Mr. Goetz will receive the standard compensation amounts payable to non-employee directors of the Board. Pursuant to these arrangements, commencing in November 2019, Mr. Goetz will be paid an annual cash retainer of $90,000 (in addition to any committee fees), which will be pro-rated for his first year of service. In addition, in the first quarter of 2020 (the “Grant Date”), Mr. Goetz will be granted non-employee director time-based restricted stock units (“RSUs”) with a value on the Grant Date of approximately $128,333, which is pro-rated from the value of the annual award granted to non-employee directors.

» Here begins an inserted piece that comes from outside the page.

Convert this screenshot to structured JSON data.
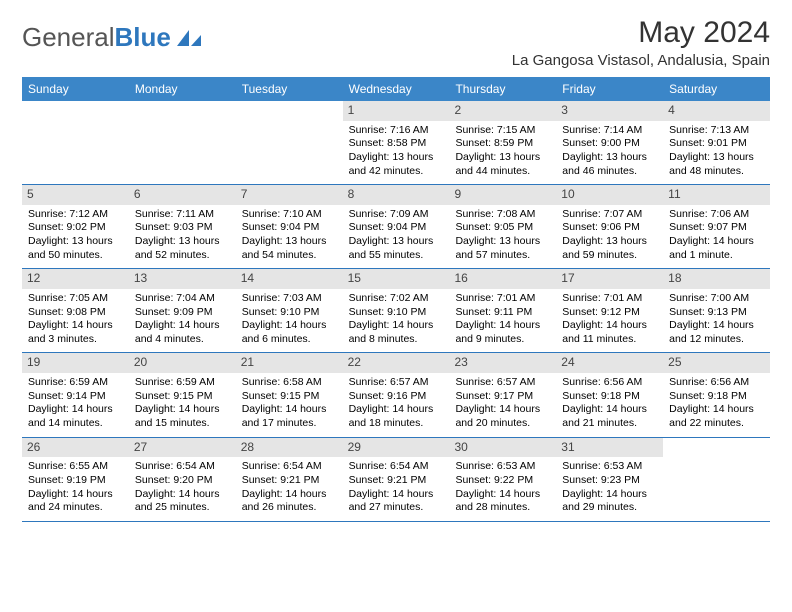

The award will vest on the earlier of May 16, 2020 and the date of Intel’s 2020 Annual Stockholders’ Meeting, the same schedule as the annual award granted to the non-employee directors in May 2019, subject to Mr. Goetz’s continued service on the Board.
Mr. Goetz will also enter into Intel’s standard form of directors’ indemnification agreement with Intel, pursuant to which Intel agrees to indemnify its directors to the fullest extent permitted by applicable law and subject to certain conditions to advance expenses in connection with proceedings as described in the indemnification agreement.